The Gulf Coast Conservancy is proud of its role in the expansion of the Nature Coast Greenway and Wildlife Corridor. As a result of acquisitions by federal, state, and local government agencies, more than 75,000 acres have been preserved in Citrus, Hernando, and Pasco counties since 1992.

  • With negotiation by the GCC in 1994, Oak Sound became the Weeki Wachee Preserve when an offer was made for the property by SWFWMD. Six thousand proposed homes and shops became a 7000 acre preserve.
  • The GCC has proposed creation of Aripeka Coastal Greenway, identified member parcels to SWFWMD. Parcels are listed in their 5 year plan. Several parcels have been acquired with GCC serving as facilitator.
  • Two parcels donated to the GCC were transferred to SWFWMD. The GCC proposed the ACG to the Hernando Environmentally Sensitive Lands Program and it was ranked in their Land Acquisition Program.
  • The GCC has proposed parcels in the ACG to the Pasco ESL for acquisition. As a result of GCC facilitation, the 210 acre parcel known as Aripeka Heights was acquired in 2007 and 250 homes were not built in core bear habitat.
  • We are continuing to work to complete the ACG as an extension of the Weeki Wachee Preserve.

Presence in the Community

  • Press articles, radio programs.
  • Partnerships with other organizations, Pascowildlife, Hernando Audubon, Gulf Restoration Network, Defenders of Wildlife.
  • GCC board participation in State Parks Planning, and Environmental and Land Conservation initiatives.
  • Planning Awards from the Sons of Norway, Conservation Group of the Year from the Land Trust Alliance, Florida Greenways Commission Grant.
  • Service on the Interagency Bear Working Group, Hernando Environmental Sensitive Lands Committee, Pasco ELASC, River Task Force, Pasco County Greenways, Trails & Blueways Advisory Committee.
  • Testified before Hernando and Pasco Development Review, Planning and Zoning, and Boards of County Commissioners to insure habitat preservation is considered in land use decisions.
  • Initiated an Ecotourism program for Hernando County.
  • Participation in events: Swampfest, Umatilla Bear Festival, Crystal River National Wildlife Celebration, Crews Lake Earth Day Celebrations.
  • Supported larger sanctuary for manatees in Homosassa in 2001.
  • Educational presentations for civic groups and at yearly public meetings.
  • Chosen by FFWC to Beta Test new software.

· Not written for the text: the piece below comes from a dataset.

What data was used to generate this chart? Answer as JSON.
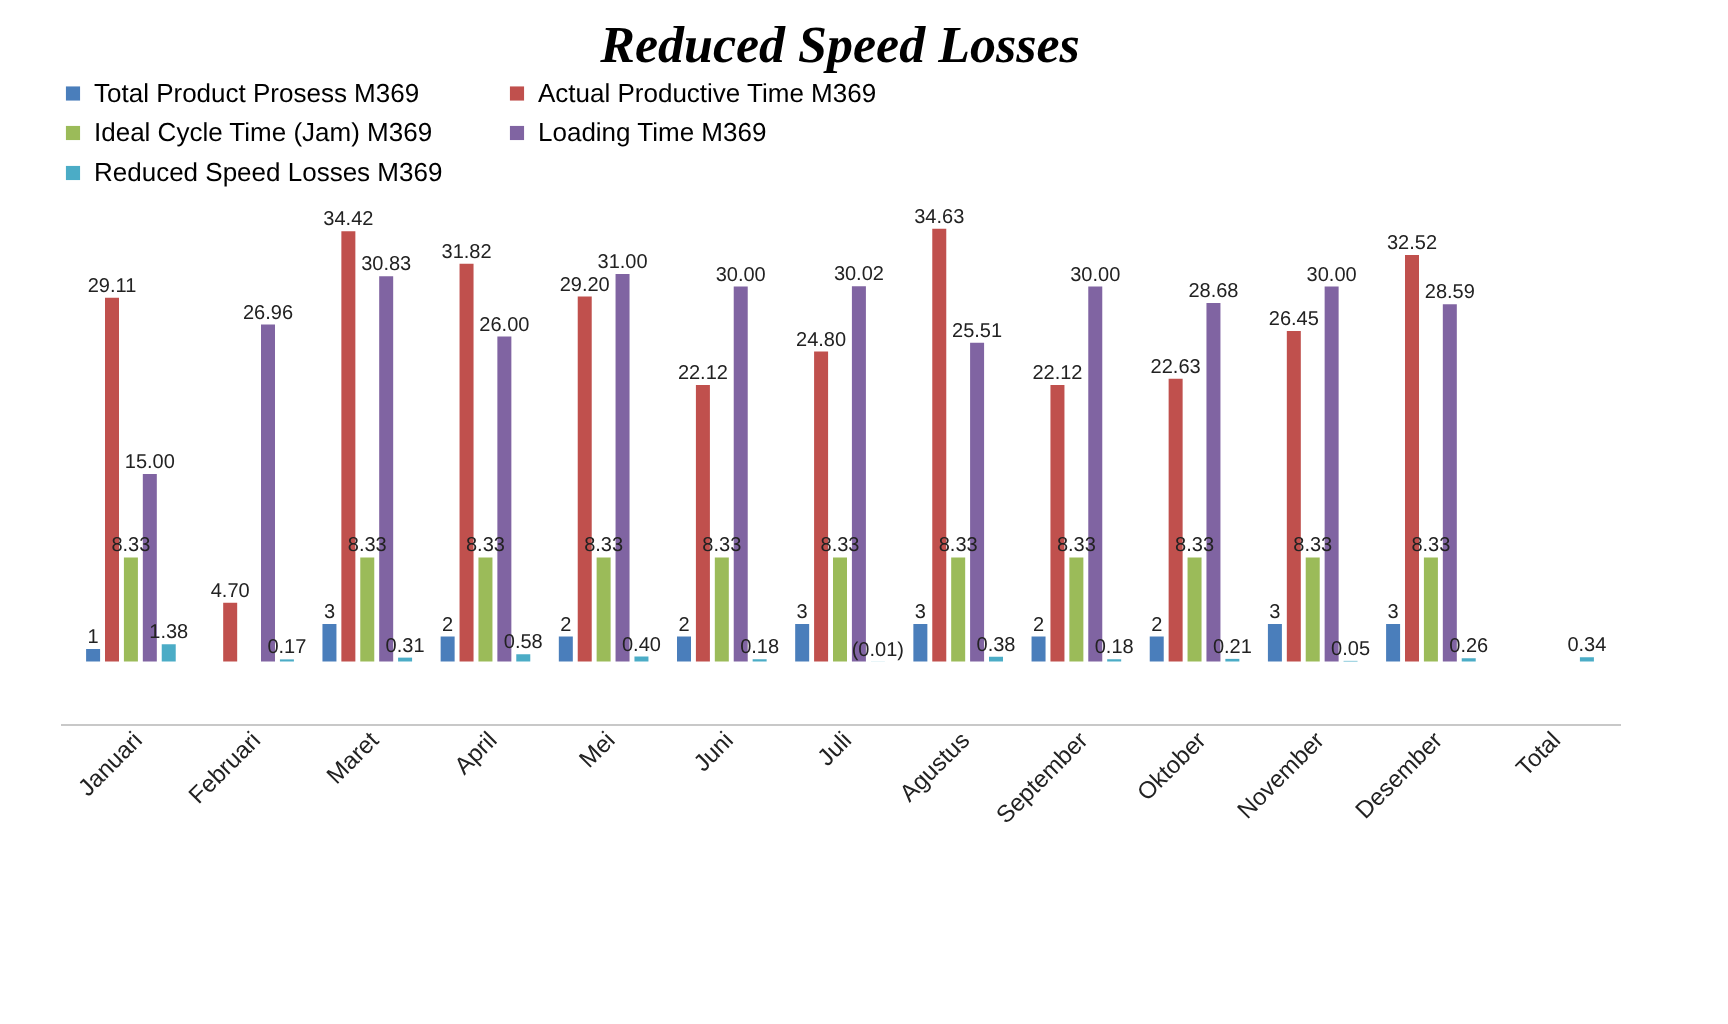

GCC members are a common sight at community events throughout the Nature Coast.
Children have no problem understanding that bears are important.

The GCC mascot travels to community events to teach young and old citizens about the Florida black bear.


GCC Florida Black Bear Hotline

  • The Bear Hotline started in 1995, and resulted in the Bear study by the University of Kentucky funded by SWFWMD.
  • The Bear Hotline continues to collect data on sightings of bears.
  • Worked w/ Hernando County to move the site of a new transfer station to minimize contact with bears.
  • Received permit from FWC to display mounted bear cub at educational events.

Memorial funds for board members Niki Everitt and Linda Pedersen enabled GCC to provide an educational display at the Springs Coast Environmental Center in Hernando County.

Nature Pays

The GCC "Nature Pays" initiative, with resulting brochure, was effective is showing citizens and policy makers the true costs of uncontrolled development.